Supreme Court justices often accuse legislators and the president of breaching the Constitution, but it is highly unusual for a justice to accuse their colleagues of doing so, as Justice Kagan, joined by Justices Sotomayor and Jackson, does in her fiery dissent: “The result here is that the Court substitutes itself for Congress and the Executive Branch in making national policy about student-loan forgiveness.” Kagan stresses that “the Court, by deciding this case, exercises authority it does not have. It violates the Constitution.”

For long-time proponents of debt relief like myself, these words offer cold comfort. They validate what the Debt Collective and our allies have long pointed out—that Congress has clearly delegated the authority to cancel student loans to the president and the Department of Education. But debtors need more than words. We need action.

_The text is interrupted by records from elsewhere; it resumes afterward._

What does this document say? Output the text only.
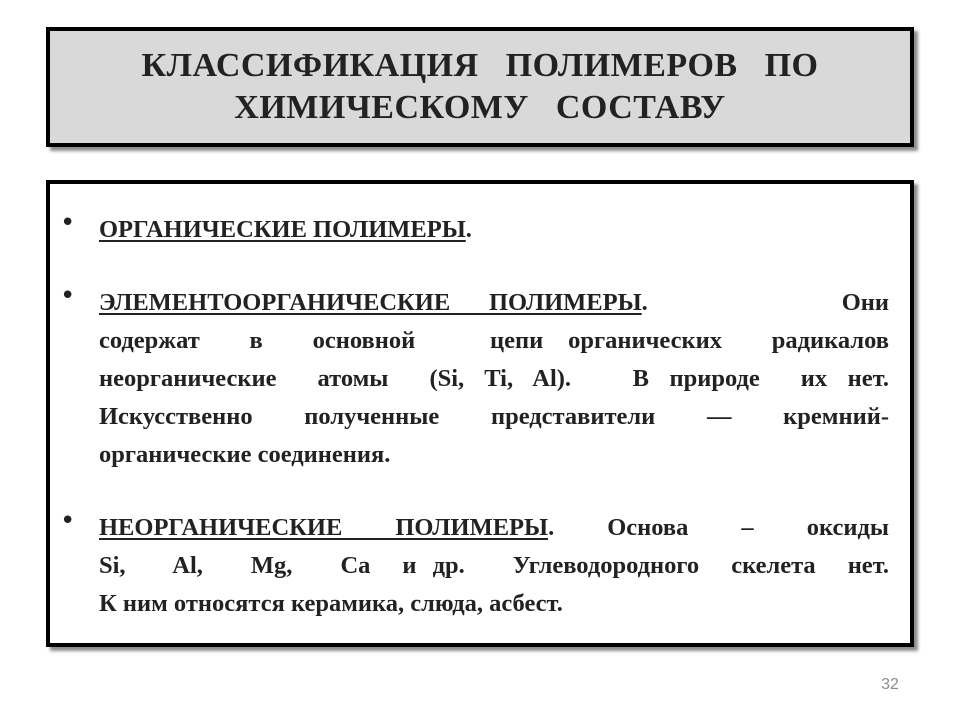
КЛАССИФИКАЦИЯ   ПОЛИМЕРОВ   ПО
ХИМИЧЕСКОМУ   СОСТАВУ
• ОРГАНИЧЕСКИЕ ПОЛИМЕРЫ.
• ЭЛЕМЕНТООРГАНИЧЕСКИЕ ПОЛИМЕРЫ.     Они
содержат  в  основной   цепи органических  радикалов
неорганические  атомы  (Si, Ti, Al).   В природе  их нет.
Искусственно полученные представители — кремний-
органические соединения.
• НЕОРГАНИЧЕСКИЕ ПОЛИМЕРЫ. Основа – оксиды
Si,   Al,   Mg,   Ca  и др.   Углеводородного  скелета  нет.
К ним относятся керамика, слюда, асбест.
32
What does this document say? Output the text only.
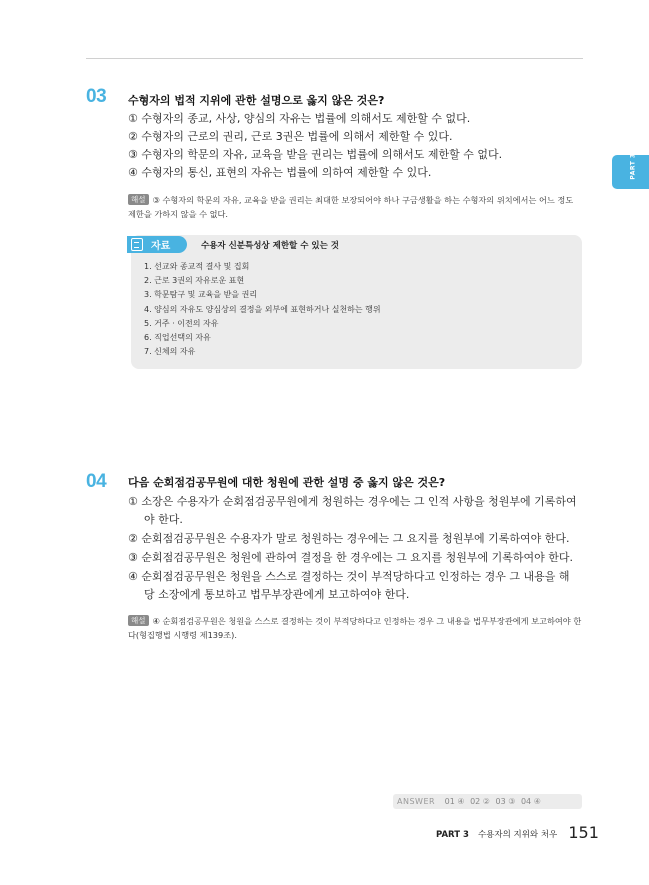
PART 3
03 수형자의 법적 지위에 관한 설명으로 옳지 않은 것은?
① 수형자의 종교, 사상, 양심의 자유는 법률에 의해서도 제한할 수 없다.
② 수형자의 근로의 권리, 근로 3권은 법률에 의해서 제한할 수 있다.
③ 수형자의 학문의 자유, 교육을 받을 권리는 법률에 의해서도 제한할 수 없다.
④ 수형자의 통신, 표현의 자유는 법률에 의하여 제한할 수 있다.
해설 ③ 수형자의 학문의 자유, 교육을 받을 권리는 최대한 보장되어야 하나 구금생활을 하는 수형자의 위치에서는 어느 정도 제한을 가하지 않을 수 없다.
자료	수용자 신분특성상 제한할 수 있는 것
1. 선교와 종교적 결사 및 집회
2. 근로 3권의 자유로운 표현
3. 학문탐구 및 교육을 받을 권리
4. 양심의 자유도 양심상의 결정을 외부에 표현하거나 실천하는 행위
5. 거주 · 이전의 자유
6. 직업선택의 자유
7. 신체의 자유
04 다음 순회점검공무원에 대한 청원에 관한 설명 중 옳지 않은 것은?
① 소장은 수용자가 순회점검공무원에게 청원하는 경우에는 그 인적 사항을 청원부에 기록하여
야 한다.
② 순회점검공무원은 수용자가 말로 청원하는 경우에는 그 요지를 청원부에 기록하여야 한다.
③ 순회점검공무원은 청원에 관하여 결정을 한 경우에는 그 요지를 청원부에 기록하여야 한다.
④ 순회점검공무원은 청원을 스스로 결정하는 것이 부적당하다고 인정하는 경우 그 내용을 해
당 소장에게 통보하고 법무부장관에게 보고하여야 한다.
해설 ④ 순회점검공무원은 청원을 스스로 결정하는 것이 부적당하다고 인정하는 경우 그 내용을 법무부장관에게 보고하여야 한다(형집행법 시행령 제139조).
ANSWER 01 ④ 02 ② 03 ③ 04 ④
PART 3 수용자의 지위와 처우 151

In his remarks last week after the ruling, Biden promised borrowers that his administration would “use every tool at our disposal to get you the student debt relief you need.” He also warned that the new approach will be slow and bureaucratic. In reality, there is nothing in the Higher Education Act that prevents the president from immediately canceling student debt under the current regulations.

The fact that the president even said the words “Higher Education Act” instead of throwing in the towel is a testament to grassroots organizing—organizing that is only gaining momentum. But just using this specifically legal authority is not enough to guarantee success. How he uses it, and how fast, matters, too. Last year, the White House took an astonishing 51 days to put the application for relief online after announcing the president’s cancellation program. By moving at a snail’s pace, the administration bought time for Republican officials and billionaire-backed front groups to line up lawsuits with sympathetic judges. President Biden must not repeat past mistakes and further enable opponents who already enjoy numerous advantages, including deep-pocketed supporters and a judiciary stacked in their favor.

Of course, speed and conviction alone won’t force right-wing ideologues and rogue justices to stand down. Lawsuits will still be filed. But tens of millions of people actually seeing their balances reduced or wiped out would certainly be transformative, and would change the political terrain on which any legal challenges are waged. Instead of handing conservatives an easy victory, why not dare John Roberts and his colleagues to try to reimpose canceled debt, a process that is hardly straightforward? Doing so would help clarify the truth we all need to face if we want not only debt cancellation but democracy itself to survive: The only thing more illegitimate than student loans is the Supreme Court.